Mas parece que nos últimos anos nos Estados Unidos, várias universidades têm vendido suas frequências, e pela lei de lá, isso não tem volta.
Me senti obrigado a escrever a respeito porque nos anos 90, mais exatamente entre 1992 e 1994, fui generosamente convidado por Rogério Maradona, VRS Marcos e Dodô para participar da produção de um programa chamado College Radio, que ia ao ar aos sábados, de 18h às 19h, na Fluminense FM. Lá nós tocamos bandas que nunca tinham aparecido no rádio e continuaram sem aparecer. A experiência deixou as melhores lembranças: até hoje, volta e meia, alguém fala das loucuras que nós quatro fazíamos naquela 1h semanal (a foto acima é de uma matéria do Jornal do Brasil, escrita por Pedro Só, sobre o programa).
O mais bacana do texto da Pitchfork, escrito por Kevin Lozano, é destacar a influência que uma música tocada numa rádio sem as amarras de grandes corporações e sem marketing por trás, pode causar num ouvinte desavisado. Sei que parece romântico falar de rádio na era da banda larga, do streaming, mas não se engane: se você já teve a experiência de ser pego de surpresa por uma música maravilhosa no rádio, você vai entender do que estou falando.
Em nossa pesquisa recente sobre como você ouve música, 14,7% das pessoas disseram também se informar sobre novidades e lançamentos pelo rádio, a antepenúltima posição entre todas as opções (um resultado distinto desta pesquisa sobre rádio nos EUA, que mostrou a importância do veículo).

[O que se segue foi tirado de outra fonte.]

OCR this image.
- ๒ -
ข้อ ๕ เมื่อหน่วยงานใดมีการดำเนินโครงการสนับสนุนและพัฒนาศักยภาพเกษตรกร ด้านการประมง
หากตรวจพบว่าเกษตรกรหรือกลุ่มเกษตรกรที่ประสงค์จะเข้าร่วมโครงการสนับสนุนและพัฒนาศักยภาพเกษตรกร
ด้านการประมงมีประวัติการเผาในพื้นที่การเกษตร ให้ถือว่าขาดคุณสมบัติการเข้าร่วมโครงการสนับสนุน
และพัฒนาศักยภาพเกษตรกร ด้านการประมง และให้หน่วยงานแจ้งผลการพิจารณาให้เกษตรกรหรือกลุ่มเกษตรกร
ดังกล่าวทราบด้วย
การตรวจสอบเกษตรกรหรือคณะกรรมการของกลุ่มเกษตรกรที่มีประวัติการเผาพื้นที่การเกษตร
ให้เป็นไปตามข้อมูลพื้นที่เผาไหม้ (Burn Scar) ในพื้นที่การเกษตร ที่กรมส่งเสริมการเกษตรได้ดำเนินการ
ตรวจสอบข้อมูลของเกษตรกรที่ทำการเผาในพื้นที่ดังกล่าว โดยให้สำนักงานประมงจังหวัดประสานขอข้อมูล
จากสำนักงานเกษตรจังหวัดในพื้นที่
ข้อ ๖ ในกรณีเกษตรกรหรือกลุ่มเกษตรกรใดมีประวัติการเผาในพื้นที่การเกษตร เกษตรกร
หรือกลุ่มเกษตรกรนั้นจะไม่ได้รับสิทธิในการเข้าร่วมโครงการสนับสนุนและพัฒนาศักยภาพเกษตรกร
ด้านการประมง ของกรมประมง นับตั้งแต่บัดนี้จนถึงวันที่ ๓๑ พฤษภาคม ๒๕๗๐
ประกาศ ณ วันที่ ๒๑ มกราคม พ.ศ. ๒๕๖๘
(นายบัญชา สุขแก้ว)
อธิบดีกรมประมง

Não poderia ser diferente, principalmente se levarmos em consideração o dial brasileiro, altamente corporativo e tediosamente viciado. A pergunta é: se você soubesse que existe vida inteligente no rádio, você daria uma chance? E não estou falando de uma rádio de indie rock, até mesmo a recém fechada MPB FM do Rio de Janeiro, que estava longe de ser uma rádio universitária mas era uma pequena alternativa à mesmice, confirma como o dial brasileiro está longe de ser um espaço de difusão de novidades musicais.
A lei de comunicações norte-americana garante a todas universidades uma licença de FM, e estas ficam sempre à esquerda do dial, entre 88,1 e 91,9 Mhz. Ter uma licença de comunicação pública é algo muito valioso. E ao mesmo tempo, custoso. Como os dias dourados das college-radios já passaram e os custos de manutenção de antenas, equipamentos, funcionários, pagamentos de direitos autorais são altos, muitas universidades venderam suas frequências. O problema é que a lei garante a frequência mas uma vez vendida, não há como obtê-la de volta, somente pagando. E os valores são altos: o artigo da Pitchfork diz que a licença da KUSF, da Universidade de São Francisco, foi vendida por US$3,5 milhões.

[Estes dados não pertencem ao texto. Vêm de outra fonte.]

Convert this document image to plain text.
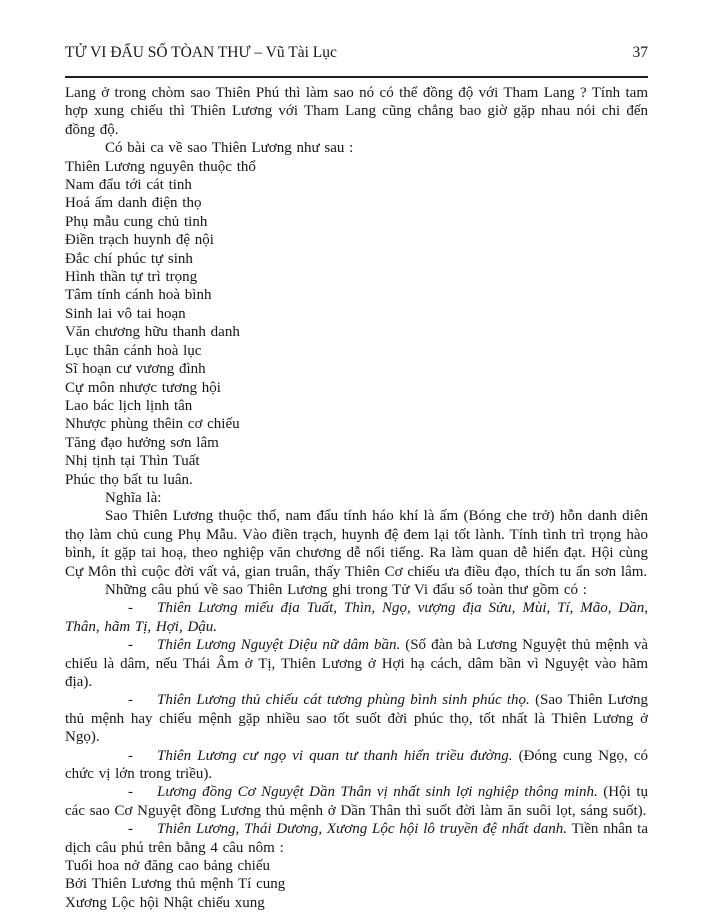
TỬ VI ĐẨU SỐ TÒAN THƯ – Vũ Tài Lục	37

Lang ở trong chòm sao Thiên Phú thì làm sao nó có thể đồng độ với Tham Lang ? Tính tam hợp xung chiếu thì Thiên Lương với Tham Lang cũng chẳng bao giờ gặp nhau nói chi đến đồng độ.

Có bài ca về sao Thiên Lương như sau :

Thiên Lương nguyên thuộc thổ

Nam đẩu tới cát tinh

Hoá ấm danh điện thọ

Phụ mẫu cung chủ tinh

Điền trạch huynh đệ nội

Đắc chí phúc tự sinh

Hình thần tự trì trọng

Tâm tính cánh hoà bình

Sinh lai vô tai hoạn

Văn chương hữu thanh danh

Lục thân cánh hoà lục

Sĩ hoạn cư vương đình

Cự môn nhược tương hội

Lao bác lịch lịnh tân

Nhược phùng thêin cơ chiếu

Tăng đạo hưởng sơn lâm

Nhị tịnh tại Thìn Tuất

Phúc thọ bất tu luân.

Nghĩa là:

Sao Thiên Lương thuộc thổ, nam đẩu tính háo khí là ấm (Bóng che trở) hỗn danh diên thọ làm chủ cung Phụ Mẫu. Vào điền trạch, huynh đệ đem lại tốt lành. Tính tình trì trọng hào bình, ít gặp tai hoạ, theo nghiệp văn chương dễ nổi tiếng. Ra làm quan dễ hiển đạt. Hội cùng Cự Môn thì cuộc đời vất vả, gian truân, thấy Thiên Cơ chiếu ưa điều đạo, thích tu ẩn sơn lâm.

Những câu phú về sao Thiên Lương ghi trong Tử Vi đẩu số toàn thư gồm có :

- Thiên Lương miếu địa Tuất, Thìn, Ngọ, vượng địa Sửu, Mùi, Tí, Mão, Dần, Thân, hãm Tị, Hợi, Dậu.

- Thiên Lương Nguyệt Diệu nữ dâm bần. (Số đàn bà Lương Nguyệt thủ mệnh và chiếu là dâm, nếu Thái Âm ở Tị, Thiên Lương ở Hợi hạ cách, dâm bần vì Nguyệt vào hãm địa).

- Thiên Lương thủ chiếu cát tương phùng bình sinh phúc thọ. (Sao Thiên Lương thủ mệnh hay chiếu mệnh gặp nhiều sao tốt suốt đời phúc thọ, tốt nhất là Thiên Lương ở Ngọ).

- Thiên Lương cư ngọ vi quan tư thanh hiển triều đường. (Đóng cung Ngọ, có chức vị lớn trong triều).

- Lương đồng Cơ Nguyệt Dần Thân vị nhất sinh lợi nghiệp thông minh. (Hội tụ các sao Cơ Nguyệt đồng Lương thủ mệnh ở Dần Thân thì suốt đời làm ăn suôi lọt, sáng suốt).

- Thiên Lương, Thái Dương, Xương Lộc hội lô truyền đệ nhất danh. Tiền nhân ta dịch câu phú trên bằng 4 câu nôm :

Tuổi hoa nở đăng cao bảng chiếu

Bởi Thiên Lương thủ mệnh Tí cung

Xương Lộc hội Nhật chiếu xung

A falta que uma rádio não-corporativa faz é enorme. E as rádios universitárias vem suprindo esta lacuna nas últimas três décadas. Programadas por alunos, com participação da comunidade, as college radios estão sempre na vanguarda dos sons, por uma simples questão de rodízio à la (banda) Menudo : alunos formados devem deixar a rádio para dar espaço aos calouros. Além disso, por não estar obrigada a ser rentável, não cede aos modismos do mercado musical. E ainda mais: por ser um espaço de aprendizado, quase sempre traz produções experimentais.

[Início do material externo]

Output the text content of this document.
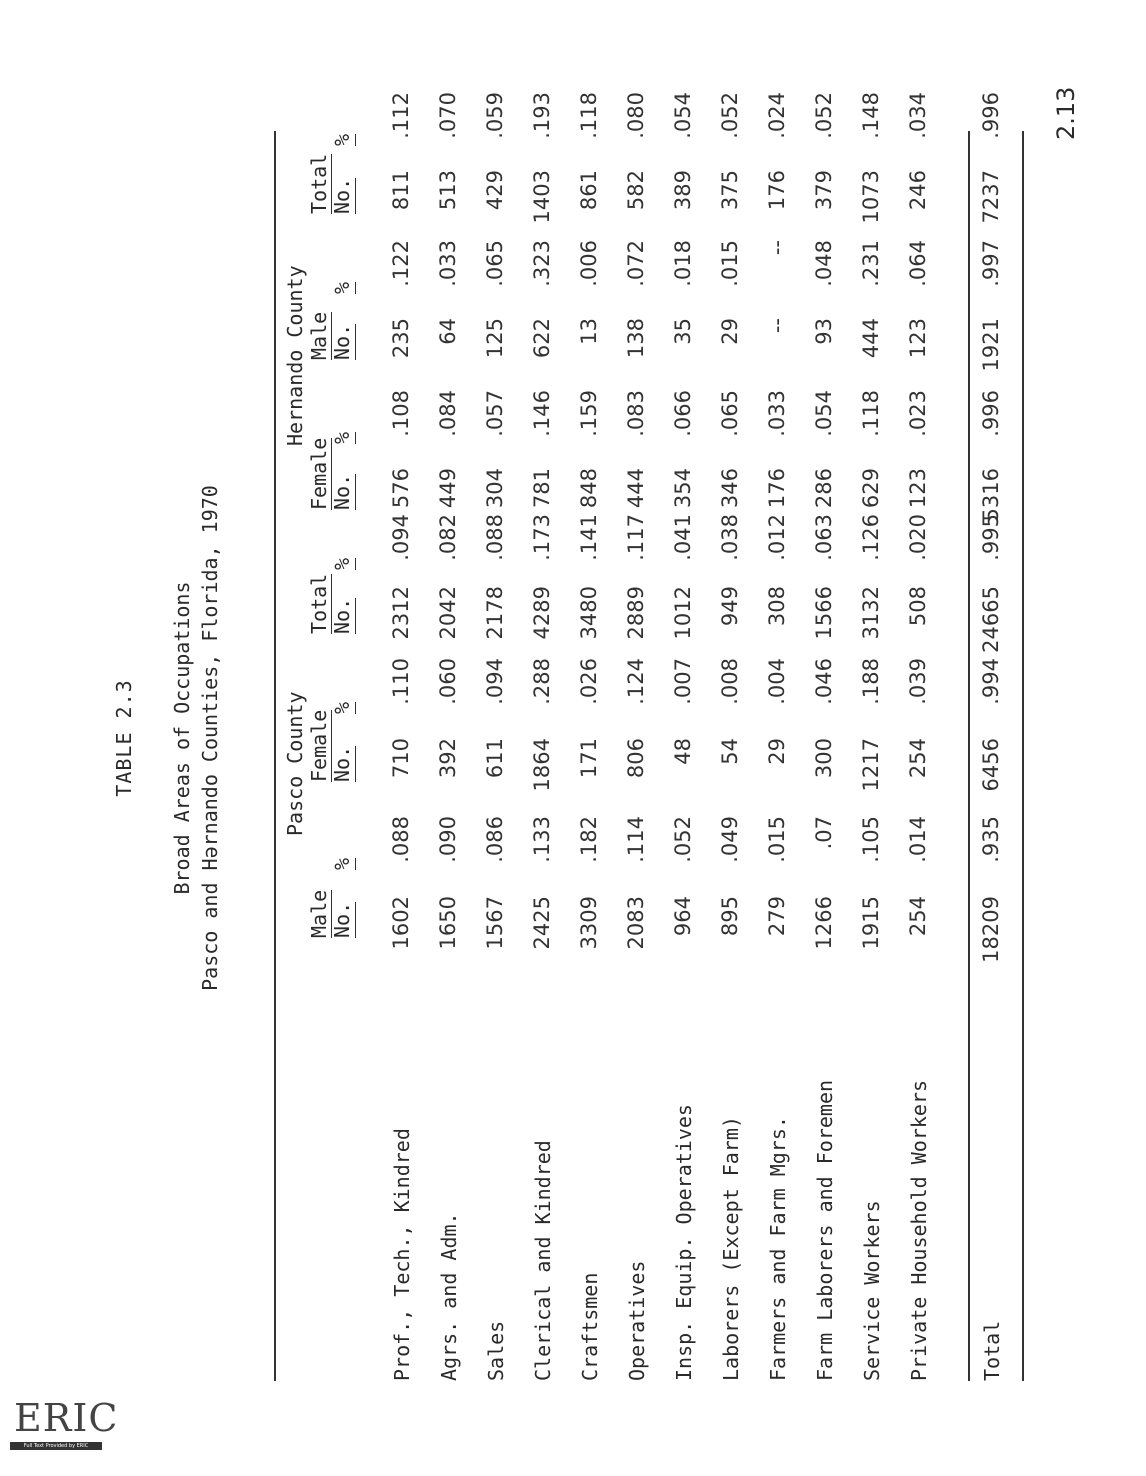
TABLE 2.3 Broad Areas of Occupations Pasco and Hərnando Counties, Florida, 1970	Pasco County
Hernando County
Male
Female
Total
Female
Male
Total
No.
%
No.
%
No.
%
No.
%
No.
%
No.
%
Prof., Tech., Kindred
1602
.088
710
.110
2312
.094
576
.108
235
.122
811
.112
Agrs. and Adm.
1650
.090
392
.060
2042
.082
449
.084
64
.033
513
.070
Sales
1567
.086
611
.094
2178
.088
304
.057
125
.065
429
.059
Clerical and Kindred
2425
.133
1864
.288
4289
.173
781
.146
622
.323
1403
.193
Craftsmen
3309
.182
171
.026
3480
.141
848
.159
13
.006
861
.118
Operatives
2083
.114
806
.124
2889
.117
444
.083
138
.072
582
.080
Insp. Equip. Operatives
964
.052
48
.007
1012
.041
354
.066
35
.018
389
.054
Laborers (Except Farm)
895
.049
54
.008
949
.038
346
.065
29
.015
375
.052
Farmers and Farm Mgrs.
279
.015
29
.004
308
.012
176
.033
--
--
176
.024
Farm Laborers and Foremen
1266
.07
300
.046
1566
.063
286
.054
93
.048
379
.052
Service Workers
1915
.105
1217
.188
3132
.126
629
.118
444
.231
1073
.148
Private Household Workers
254
.014
254
.039
508
.020
123
.023
123
.064
246
.034
Total
18209
.935
6456
.994
24665
.995
5316
.996
1921
.997
7237
.996 2.13
ERIC
Full Text Provided by ERIC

Autonomia, liberdade de expressão, experimentalismo: o que fazíamos no College Radio, que não era uma rádio mas apenas um programa, era mais ou menos isso. Para além das puras lembranças, não falo sobre o artigo da Pitchfork somente por nostalgia. Eu realmente acredito na necessidade de continuidade destes espaços na comunicação pública. E tenho o ex-presidente Barak Obama para me defender. No artigo de Lozano existe um depoimento de Obama, dito num encontro de College Radios em 2013: “By empowering students to add their voices and opinions to the airwaves and connecting listeners to new ideas and artists, college radio fosters creativity, promotes emerging musicians, and serves as a platform for students to engage with one another.” (Ao capacitar alunos para adicionar suas vozes e opiniões no rádio e conectar os ouvintes com novas ideias e artistas, as college radios fomentam a criatividade, promovem músicos emergentes e servem como uma plataforma para os alunos se envolverem uns com os outros.)
Aqui no Brasil nós nunca tivemos rádios universitárias muito fortes (ou talvez eu esteja desinformado, por favor, corrijam-me). Me lembro da rádio da Universidade Estácio de Sá no Rio de Janeiro, que durante um tempo abrigou o Novas Tendências do José Roberto Mahr; e da Brasil 2000 FM em São Paulo, onde ouvi e vi muitas bandas novas. Atualmente, me parece que a rádio USP tem uma programação menos amarrada, mas é só.
O artigo da Pitchfork termina com um relato de Bradford Cox, da banda Deerhunter, contando como uma audição fortuita de uma música na rádio universitária de Atlanta, a WREK, o influenciou artisticamente. É justamente esse meu ponto: a audição sem querer de uma música que você não conhece e gosta, ou até mesmo a experiência de ouvir uma de suas músicas favoritas sem que você aperte o play, são definitivas.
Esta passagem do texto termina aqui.